I’ve just heard Andrew Dismore, chair of the Joint Committee on Human Rights, speak in support of his ten minute rule bill which aims to “clarify” the meaning of “public function” of the Human Rights Act 1998. What he actually wants to do is reverse the effect of the Lords’ judgment in YL v Birmingham earlier this year, which ruled that private care homes do not have to act compatibly with the Convention rights of their residents.

I’m not surprised by this in the slightest: Andrew Dismore and people like him think it obvious that the HRA should apply, and probably see me as a Thatcherite stonyheart. But the point isn’t whether vulnerable people should be protected – Dismore kept referring in his speech to abuse, and vulnerability, using an emotional argument http://www.gooakley.com/ rather than a rational one. The point is how they should be protected. Dismore criticised government guidance to local authorities on how to contract with care homes, saying the guidance was “vague”. But if they were subject to the HRA, the duties of care homes to residents would also be vague, and care homes would have to invest in human rights law advice, which is not cheap or necessarily very certain.

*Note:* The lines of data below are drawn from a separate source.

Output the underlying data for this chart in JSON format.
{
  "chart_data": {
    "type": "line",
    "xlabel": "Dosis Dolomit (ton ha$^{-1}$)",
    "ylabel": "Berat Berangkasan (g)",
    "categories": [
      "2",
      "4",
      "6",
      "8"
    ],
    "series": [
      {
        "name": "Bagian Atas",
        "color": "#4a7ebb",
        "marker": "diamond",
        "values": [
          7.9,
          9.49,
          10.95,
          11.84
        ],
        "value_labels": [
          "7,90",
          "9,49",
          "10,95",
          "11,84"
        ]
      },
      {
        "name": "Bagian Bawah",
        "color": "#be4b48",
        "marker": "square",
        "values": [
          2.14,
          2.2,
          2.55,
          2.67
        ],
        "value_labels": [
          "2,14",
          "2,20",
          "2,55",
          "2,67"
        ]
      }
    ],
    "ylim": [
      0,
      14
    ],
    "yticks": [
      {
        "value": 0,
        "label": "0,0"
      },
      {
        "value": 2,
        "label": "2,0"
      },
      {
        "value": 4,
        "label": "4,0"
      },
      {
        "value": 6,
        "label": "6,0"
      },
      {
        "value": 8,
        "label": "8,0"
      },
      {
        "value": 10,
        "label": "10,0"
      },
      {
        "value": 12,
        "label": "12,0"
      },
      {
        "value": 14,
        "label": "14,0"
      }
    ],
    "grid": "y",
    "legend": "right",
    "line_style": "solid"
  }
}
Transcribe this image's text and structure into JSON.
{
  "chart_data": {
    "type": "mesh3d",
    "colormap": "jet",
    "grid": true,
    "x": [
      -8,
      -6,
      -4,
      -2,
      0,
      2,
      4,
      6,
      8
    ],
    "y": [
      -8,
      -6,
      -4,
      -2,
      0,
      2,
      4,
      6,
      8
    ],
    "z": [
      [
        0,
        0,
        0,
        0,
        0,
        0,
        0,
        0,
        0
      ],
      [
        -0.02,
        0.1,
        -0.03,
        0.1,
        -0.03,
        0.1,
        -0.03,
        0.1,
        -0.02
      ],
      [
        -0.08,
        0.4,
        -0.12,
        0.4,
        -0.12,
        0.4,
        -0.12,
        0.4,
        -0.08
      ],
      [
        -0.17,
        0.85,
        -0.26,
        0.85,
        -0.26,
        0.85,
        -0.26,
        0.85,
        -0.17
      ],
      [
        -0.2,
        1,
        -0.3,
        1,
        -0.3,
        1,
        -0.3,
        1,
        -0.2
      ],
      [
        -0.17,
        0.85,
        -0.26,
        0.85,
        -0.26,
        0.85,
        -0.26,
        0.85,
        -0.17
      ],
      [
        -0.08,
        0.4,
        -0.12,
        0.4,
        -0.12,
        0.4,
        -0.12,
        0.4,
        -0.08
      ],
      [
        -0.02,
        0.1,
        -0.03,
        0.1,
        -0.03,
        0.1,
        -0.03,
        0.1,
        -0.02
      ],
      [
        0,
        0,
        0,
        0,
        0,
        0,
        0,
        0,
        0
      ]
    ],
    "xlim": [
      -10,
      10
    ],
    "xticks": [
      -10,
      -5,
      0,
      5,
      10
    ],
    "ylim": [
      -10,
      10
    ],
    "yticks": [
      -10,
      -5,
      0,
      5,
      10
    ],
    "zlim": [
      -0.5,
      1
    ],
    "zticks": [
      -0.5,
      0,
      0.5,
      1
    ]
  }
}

Fundamentally, this is about the circumstances in which care homes should be able to close, or give residents notice to quit. In my view, vulnerable people would be better served if rather than enabling residents and their families to enforce a right to respect for their home, and leaving it to judges to decide cheap oakley whether or not a closure respects this right, Dismore tabled amendments to the government’s Health and Social Care Bill to make specific provision for when homes should be permitted to evict residents, and when not.

I’m afraid, though, that tabling such an amendment would require serious, detailed policy thought about what the content of those rules should be. Much easier, isn’t it, to just impose vague legalistic duties on everyone?